Best Adapted Screenplay
Crazy Heart | Scott Cooper | WGA | 0,0 |
District 9 | Neill Blomkamp, Terri Tatchell | CC, GG | both 0,0 |
An Education | Nick Hornby | CC | 0,0 |
Fantastic Mr. Fox | Wes Anderson, Noah Baumbach | CC | both 1,0 |
Julie and Julia | Nora Ephron | WGA | 3,0 |
Precious | Geoffrey Fletcher | CC, WGA | 0,0 |
A Single Man | Tom Ford, David Scearce | CC | both 0,0 |
Star Trek | Roberto Orci, Alex Kurtzman | WGA | both 0,0 |
Up in the Air | Jason Reitman, Sheldon Turner | *LAFC, *NBR, *CC, *GG, WGA | both 0,0 [writing only] |
Leading the pack are Jason Reitman and Sheldon Turner for taking the interior monologue of the Walter Kirn novel Up in the Air and bringing it to an external, visual medium. Similarly, Geoffrey Fletcher will score for reworking the first-person narrative of Precious (which is, as its awkward subtitle declares, Based on the Novel ‘Push’ By Sapphire.) An Education missed out on a WGA nod on an eligibility technicality, but Nick Hornby’s tender adaptation of Lynn Barber’s memoir will easily land in the Academy’s top five.

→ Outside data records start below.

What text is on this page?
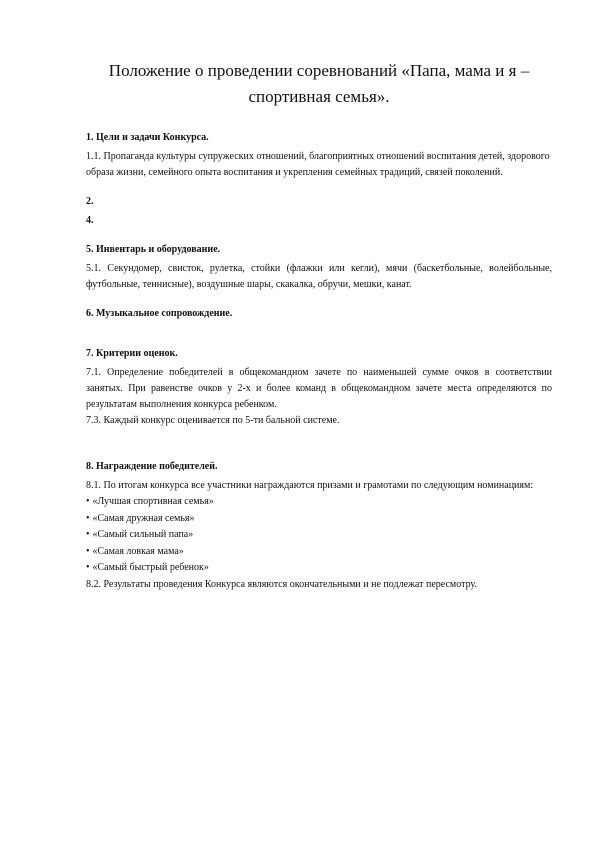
Положение о проведении соревнований «Папа, мама и я –
спортивная семья».

1. Цели и задачи Конкурса.

1.1. Пропаганда культуры супружеских отношений, благоприятных отношений воспитания детей, здорового образа жизни, семейного опыта воспитания и укрепления семейных традиций, связей поколений.

2.

4.

5. Инвентарь и оборудование.

5.1. Секундомер, свисток, рулетка, стойки (флажки или кегли), мячи (баскетбольные, волейбольные, футбольные, теннисные), воздушные шары, скакалка, обручи, мешки, канат.

6. Музыкальное сопровождение.

7. Критерии оценок.

7.1. Определение победителей в общекомандном зачете по наименьшей сумме очков в соответствии занятых. При равенстве очков у 2-х и более команд в общекомандном зачете места определяются по результатам выполнения конкурса ребенком.

7.3. Каждый конкурс оценивается по 5-ти бальной системе.

8. Награждение победителей.

8.1. По итогам конкурса все участники награждаются призами и грамотами по следующим номинациям:

• «Лучшая спортивная семья»
• «Самая дружная семья»
• «Самый сильный папа»
• «Самая ловкая мама»
• «Самый быстрый ребенок»

8.2. Результаты проведения Конкурса являются окончательными и не подлежат пересмотру.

Surely that film’s exclusion is the only explanation for the WGA’s inclusion of Julie and Julia; Nora Ephron’s grafting of the memoirs by Ms. Powell and Ms. Child was universally panned for its dreadful Julie half (and merely adequate Julia half.) So I’ll give one wild card slot to the low-key Crazy Heart, which avoided every cliché it approached, and the other to sleeper hit District 9, the apartheid allegory (based on a short film) that’s already on its way to cult classic status.
The remaining candidates are A Single Man, Fantastic Mr. Fox, Michael Hoffman’s The Last Station, Anthony Peckham’s Invictus, and Star Trek.